I was a teenaged Humean

(actually, I was a twenty-something Humean)

Marianne Janack

 

1984

They’re moving, stirring--those last lines of Hume’s Enquiry.  My college friends and I loved Hume above all other modern philosophers when we read him in Modern Philosophy. Of course, rebellion and revolution were part of the modern philosophers’ battle cry: Descartes setting aside all that he’s learned, thinking for himself about mind, body, and freedom; Locke’s empiricism and associationism; Berkeley’s empiricist and idealist arguments against the existence of matter.  Leibniz and Spinoza seemed like they wanted to give radical twists to medieval approaches to philosophy—and they were weird—but that wasn’t quite what we wanted. They still seemed to be rationalists, and we knew there was something wrong with that. 

 We needed a hero.

And then there was Hume.  Reading Hume was refreshing.  He was funny.  He viewed himself as a writer, not a scholar.  His philosophy just seemed like common sense.  He wasn’t afraid to point out bullshit and orthodoxy.  He had no truck with religious arguments.  True, the Meditations had gotten Descartes into trouble with the Catholic authorities, so he had some anti-orthodox bona fides, but his argument for the existence of God still seemed to be in the old medieval mold.  Descartes may have started the revolution, but he hadn’t gone far enough.

 But Hume.  Here was a version of skepticism as a way of conducting one’s search for knowledge, for thinking about everything, for questioning authority: skepticism not as a method, but as epistemic virtue, a way to think.  As I sat in class listening to a professor talk about Plato’s theory of forms, my roommate, who was a year older and much smarter than me, passed me a note: “Commit it to the flames,” she’d written.  I suppressed a little laugh. Perversely, we both went on to do graduate work in philosophy.

1988

“I hate metaphysics.  I’m not a metaphysician,” I told one of my professors and all the other graduate students in my doctoral program.  When we talked about truth, I insisted that it was a rhetorical and not a metaphysical term.  It was, I said, a term that we use to valorize some claims over others.

“I’m not sure that one can avoid metaphysics,” my professor said.  “Metaphysics is about world-building, and even empiricists are doing metaphysics—they think that the world is what we sense and experience.  You can’t do away with metaphysics without doing metaphysics,” she said. 

But the old metaphysics, I thought, put philosophy too close to religion, and seemed to stand in the way of progress in philosophy.  After Hume, philosophy could live in the real world, and not skulk in the shadows. It didn’t have to be pompous and overly intellectual—it could just live in this world, among the common people, appealing to common sense.

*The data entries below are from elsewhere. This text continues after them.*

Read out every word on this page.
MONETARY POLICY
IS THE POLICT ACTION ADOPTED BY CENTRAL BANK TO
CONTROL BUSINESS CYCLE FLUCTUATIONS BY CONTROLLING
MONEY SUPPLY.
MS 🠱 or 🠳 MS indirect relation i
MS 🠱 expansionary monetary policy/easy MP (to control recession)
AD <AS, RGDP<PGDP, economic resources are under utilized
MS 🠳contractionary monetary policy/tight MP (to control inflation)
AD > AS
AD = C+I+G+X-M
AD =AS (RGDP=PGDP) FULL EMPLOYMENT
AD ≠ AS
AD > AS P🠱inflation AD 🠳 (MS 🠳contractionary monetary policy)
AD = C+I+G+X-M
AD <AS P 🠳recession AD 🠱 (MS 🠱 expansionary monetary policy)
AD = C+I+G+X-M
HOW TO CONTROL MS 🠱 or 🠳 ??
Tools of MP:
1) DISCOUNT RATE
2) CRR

“Whether right or wrong,” Harold Noonan writes in his guidebook on Hume, “his influence brought about…a revolution in the way that philosophy was conceived.”  Some people think that Hume’s major contribution was to wake Kant from his “dogmatic slumber.”  Some suffering philosophy students think that Hume’s major sin was this awakening—that Hume is the indirect cause of the Critique of Pure Reason and The Groundwork for the Metaphysics of Morals.  I was in the second camp.  And so were the philosophical rebels I admired: Nietzsche, Marx, Wittgenstein, Rorty.  Rebels against philosophy and philosophizing.

The logical positivists saw in Hume a fellow traveler, and in the early twentieth century took up the challenge of defending Hume’s empiricism from Kant.  Science, the world of common sense, the anti-philosophical philosophy: Hume was the poster child for those, and his assault on metaphysics was seen by many as a sign of progressivism, a blow against religion and tradition.  To be a Humean was to be hard-nosed; to be a rebel; to be a realist; to refuse to accept the comforts offered by religion.

2025

In his book The Philosophy of As If, Hans Vaihinger claimed that sometimes truth can get in the way of science.  Sometimes theories that are fictions are valuable as ways of fitting together disparate facts.

And sometimes being open-minded requires leaving what is true alone—sometimes being a hard-nosed realist can lead us to ignore the value of imagining other worlds, and other ways of being.  Worlds within worlds—to be human is to be able to imagine that animals and insects have inner lives; that other humans might be zombies; that material objects might only be collections of subjectively experienced qualities. 

Of course, truth is an epistemic goal. We could say—if we were metaphysicians—that human beings strive to know what’s true: not just boring, banal truths, but bigger, important truths—not just “today is August 30, 2025”’ but “what’s the best life for a human being?”  Sometimes we have to be willing to entertain other ways of building worlds—other versions of metaphysics. Sometimes it’s not about truth, but about possibility.  Sometimes the world is too small and thin.  “What is” is always shadowed by “what if:” “what if we look at it differently?” or “what if what I thought was common sense isn’t?”. “What if it’s not just all sophistry and illusion?” or “what if I don’t care if it is?”.

Maybe I’m still a Humean—but now I’m more skeptical.